Written by Brendan McCarthy and Al Ewing
Art by Brendan McCarthy
When I heard that IDW was publishing a two-issue mini-series by Brendan McCarthy, I immediately knew a few things about it - that it was going to be visually stunning and psychedelic, and that I probably wouldn't understand much of it.
Surprisingly, this comic was pretty straight-forward in terms of its story and plotting, even if it was completely ridiculous from the beginning. Basically, the role of Zaucer is a hereditary one, and the current Zaucer was the bastard child of his predecessor. The Zultan of Zilk wants his powerful wand for himself, and so he has been obstructing his cousin's heroic duties.
Enter into all of this Errol Raine, a drippy fellow who also wants the wand's powers. He abducts Tutu, a groupie who communicates through texting, and the Zaucer has to go rescue her. The problem is that the Zultan has forbidden interdimensional travel, leaving the Zaucer no choice but to capture himself a pair of wild fancypants, which will let him travel to other worlds.

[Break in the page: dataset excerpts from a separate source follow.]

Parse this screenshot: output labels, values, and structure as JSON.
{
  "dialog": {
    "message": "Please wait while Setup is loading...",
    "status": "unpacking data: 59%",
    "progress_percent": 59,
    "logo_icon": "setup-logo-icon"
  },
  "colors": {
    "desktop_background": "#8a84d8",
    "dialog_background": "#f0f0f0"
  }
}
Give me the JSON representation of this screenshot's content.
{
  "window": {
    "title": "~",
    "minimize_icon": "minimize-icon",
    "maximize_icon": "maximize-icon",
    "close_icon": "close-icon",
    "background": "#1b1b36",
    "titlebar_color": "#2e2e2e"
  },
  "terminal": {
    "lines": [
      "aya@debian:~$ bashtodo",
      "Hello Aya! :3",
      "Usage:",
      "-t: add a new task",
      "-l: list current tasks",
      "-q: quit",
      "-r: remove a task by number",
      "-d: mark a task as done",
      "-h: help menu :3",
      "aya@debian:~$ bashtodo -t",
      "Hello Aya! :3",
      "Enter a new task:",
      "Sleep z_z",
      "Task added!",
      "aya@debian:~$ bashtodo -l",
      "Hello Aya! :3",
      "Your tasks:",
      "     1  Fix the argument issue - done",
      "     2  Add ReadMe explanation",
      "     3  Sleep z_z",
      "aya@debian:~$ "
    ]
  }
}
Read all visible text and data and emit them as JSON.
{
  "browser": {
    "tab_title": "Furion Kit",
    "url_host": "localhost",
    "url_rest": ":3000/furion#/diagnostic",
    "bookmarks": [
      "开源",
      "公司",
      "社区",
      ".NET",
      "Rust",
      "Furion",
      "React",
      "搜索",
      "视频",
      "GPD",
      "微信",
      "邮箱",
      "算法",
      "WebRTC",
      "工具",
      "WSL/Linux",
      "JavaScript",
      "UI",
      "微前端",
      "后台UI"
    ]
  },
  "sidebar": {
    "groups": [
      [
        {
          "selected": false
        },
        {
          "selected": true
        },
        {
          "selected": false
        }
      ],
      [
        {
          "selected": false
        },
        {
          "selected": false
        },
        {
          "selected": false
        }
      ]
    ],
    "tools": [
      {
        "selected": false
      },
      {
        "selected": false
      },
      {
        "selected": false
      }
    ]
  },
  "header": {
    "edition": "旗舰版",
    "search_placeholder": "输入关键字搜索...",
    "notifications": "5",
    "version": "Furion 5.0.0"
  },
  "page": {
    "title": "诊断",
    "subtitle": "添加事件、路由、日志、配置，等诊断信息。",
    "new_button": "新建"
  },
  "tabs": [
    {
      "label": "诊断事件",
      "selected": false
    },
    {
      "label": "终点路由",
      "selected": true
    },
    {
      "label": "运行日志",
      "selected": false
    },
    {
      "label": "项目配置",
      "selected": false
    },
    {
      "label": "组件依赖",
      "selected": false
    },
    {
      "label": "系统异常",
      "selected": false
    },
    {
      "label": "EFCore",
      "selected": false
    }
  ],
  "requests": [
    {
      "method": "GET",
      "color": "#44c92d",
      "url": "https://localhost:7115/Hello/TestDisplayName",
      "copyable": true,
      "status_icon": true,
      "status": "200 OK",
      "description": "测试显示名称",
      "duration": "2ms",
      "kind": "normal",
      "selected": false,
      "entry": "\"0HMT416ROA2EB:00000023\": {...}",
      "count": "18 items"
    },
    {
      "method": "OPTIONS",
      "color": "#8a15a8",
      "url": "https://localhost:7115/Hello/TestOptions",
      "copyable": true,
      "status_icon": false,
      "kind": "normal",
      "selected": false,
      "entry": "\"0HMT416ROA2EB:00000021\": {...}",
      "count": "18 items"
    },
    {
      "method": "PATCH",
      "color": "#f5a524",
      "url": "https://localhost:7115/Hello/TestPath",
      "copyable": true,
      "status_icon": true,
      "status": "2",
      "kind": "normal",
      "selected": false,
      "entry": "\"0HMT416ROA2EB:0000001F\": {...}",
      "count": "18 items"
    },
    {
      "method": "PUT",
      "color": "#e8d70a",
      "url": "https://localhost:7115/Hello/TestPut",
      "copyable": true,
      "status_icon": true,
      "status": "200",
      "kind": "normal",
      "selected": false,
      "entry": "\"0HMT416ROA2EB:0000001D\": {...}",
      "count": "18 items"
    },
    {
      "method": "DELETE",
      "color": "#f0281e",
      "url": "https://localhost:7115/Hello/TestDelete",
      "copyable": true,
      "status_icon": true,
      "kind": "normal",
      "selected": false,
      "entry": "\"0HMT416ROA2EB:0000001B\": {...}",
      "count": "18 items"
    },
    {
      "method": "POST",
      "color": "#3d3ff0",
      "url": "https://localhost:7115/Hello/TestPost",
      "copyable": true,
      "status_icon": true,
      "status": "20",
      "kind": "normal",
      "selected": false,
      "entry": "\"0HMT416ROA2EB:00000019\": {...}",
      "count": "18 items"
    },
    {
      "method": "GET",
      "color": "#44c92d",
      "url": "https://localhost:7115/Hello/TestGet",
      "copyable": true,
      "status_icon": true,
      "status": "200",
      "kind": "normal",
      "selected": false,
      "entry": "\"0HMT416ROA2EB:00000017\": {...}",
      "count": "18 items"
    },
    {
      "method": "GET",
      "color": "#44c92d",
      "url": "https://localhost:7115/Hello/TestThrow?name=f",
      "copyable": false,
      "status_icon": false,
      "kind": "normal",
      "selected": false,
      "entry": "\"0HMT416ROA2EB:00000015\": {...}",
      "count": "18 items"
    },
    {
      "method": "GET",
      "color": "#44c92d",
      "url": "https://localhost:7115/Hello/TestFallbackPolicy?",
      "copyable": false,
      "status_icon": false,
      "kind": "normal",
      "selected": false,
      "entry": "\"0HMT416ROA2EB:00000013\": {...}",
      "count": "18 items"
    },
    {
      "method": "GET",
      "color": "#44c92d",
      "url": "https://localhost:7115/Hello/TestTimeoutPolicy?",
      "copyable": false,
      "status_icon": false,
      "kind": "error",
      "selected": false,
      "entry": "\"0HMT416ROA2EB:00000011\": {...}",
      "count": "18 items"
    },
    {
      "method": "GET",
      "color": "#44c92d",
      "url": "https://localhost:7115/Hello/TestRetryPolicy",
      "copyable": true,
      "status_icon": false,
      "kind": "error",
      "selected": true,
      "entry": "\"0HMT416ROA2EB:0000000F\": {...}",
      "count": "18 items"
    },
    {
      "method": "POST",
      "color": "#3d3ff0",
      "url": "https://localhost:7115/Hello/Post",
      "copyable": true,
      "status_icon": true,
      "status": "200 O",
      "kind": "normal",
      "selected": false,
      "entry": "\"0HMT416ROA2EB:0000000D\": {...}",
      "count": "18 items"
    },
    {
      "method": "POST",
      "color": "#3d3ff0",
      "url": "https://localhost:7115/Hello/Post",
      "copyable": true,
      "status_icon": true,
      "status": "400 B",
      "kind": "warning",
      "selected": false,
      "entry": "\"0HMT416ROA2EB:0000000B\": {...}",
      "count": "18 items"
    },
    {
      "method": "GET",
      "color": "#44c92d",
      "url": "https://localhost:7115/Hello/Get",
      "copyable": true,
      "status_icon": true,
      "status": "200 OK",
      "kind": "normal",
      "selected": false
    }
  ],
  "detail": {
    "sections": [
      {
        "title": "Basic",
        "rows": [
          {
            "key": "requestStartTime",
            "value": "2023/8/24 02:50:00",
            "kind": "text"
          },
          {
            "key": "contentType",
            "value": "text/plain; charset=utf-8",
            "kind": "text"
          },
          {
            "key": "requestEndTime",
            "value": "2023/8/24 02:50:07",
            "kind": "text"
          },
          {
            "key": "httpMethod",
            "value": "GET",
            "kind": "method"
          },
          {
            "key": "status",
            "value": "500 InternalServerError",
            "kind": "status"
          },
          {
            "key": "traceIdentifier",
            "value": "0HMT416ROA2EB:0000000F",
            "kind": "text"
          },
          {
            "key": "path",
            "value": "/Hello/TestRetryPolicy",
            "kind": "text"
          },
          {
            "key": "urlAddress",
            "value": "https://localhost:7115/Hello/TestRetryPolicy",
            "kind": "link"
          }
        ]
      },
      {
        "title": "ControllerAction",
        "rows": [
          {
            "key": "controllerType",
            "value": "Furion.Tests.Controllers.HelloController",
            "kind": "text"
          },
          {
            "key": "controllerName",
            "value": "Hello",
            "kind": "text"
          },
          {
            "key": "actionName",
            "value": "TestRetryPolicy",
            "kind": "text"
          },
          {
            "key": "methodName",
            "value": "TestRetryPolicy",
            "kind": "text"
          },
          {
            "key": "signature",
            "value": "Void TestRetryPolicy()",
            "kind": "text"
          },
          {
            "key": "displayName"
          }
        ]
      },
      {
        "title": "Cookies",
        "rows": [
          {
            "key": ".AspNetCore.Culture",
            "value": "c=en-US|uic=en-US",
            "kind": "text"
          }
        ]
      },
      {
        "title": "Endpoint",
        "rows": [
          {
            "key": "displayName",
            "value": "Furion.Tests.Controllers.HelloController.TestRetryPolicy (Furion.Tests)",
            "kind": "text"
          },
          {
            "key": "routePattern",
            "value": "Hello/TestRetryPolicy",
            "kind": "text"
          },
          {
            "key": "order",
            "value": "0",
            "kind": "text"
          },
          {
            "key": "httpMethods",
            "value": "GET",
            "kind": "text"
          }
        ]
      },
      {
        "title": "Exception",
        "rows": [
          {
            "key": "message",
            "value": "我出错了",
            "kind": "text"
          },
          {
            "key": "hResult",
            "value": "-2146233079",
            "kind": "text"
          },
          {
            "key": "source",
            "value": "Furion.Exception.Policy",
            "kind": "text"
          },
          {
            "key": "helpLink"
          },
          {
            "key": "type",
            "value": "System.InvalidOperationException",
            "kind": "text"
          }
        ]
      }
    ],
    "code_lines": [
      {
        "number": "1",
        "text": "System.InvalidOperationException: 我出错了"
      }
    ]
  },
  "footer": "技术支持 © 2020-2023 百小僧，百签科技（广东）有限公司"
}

Like I said, this book is utterly ridiculous. I love how McCarthy and his co-writer Al Ewing make use of many of the standard features of a hero's journey, as outlined by Joseph Campbell, to tell a story that is pretty much all LSD-induced nonsense so wild that it makes Brandon Graham look like Marv Wolfman.
In terms of a comic delivering exactly what it promises, you can't find a better example than The Zaucer of Zilk. This book is a lot of fun, and is more inventive than any five books from the Big Two put together.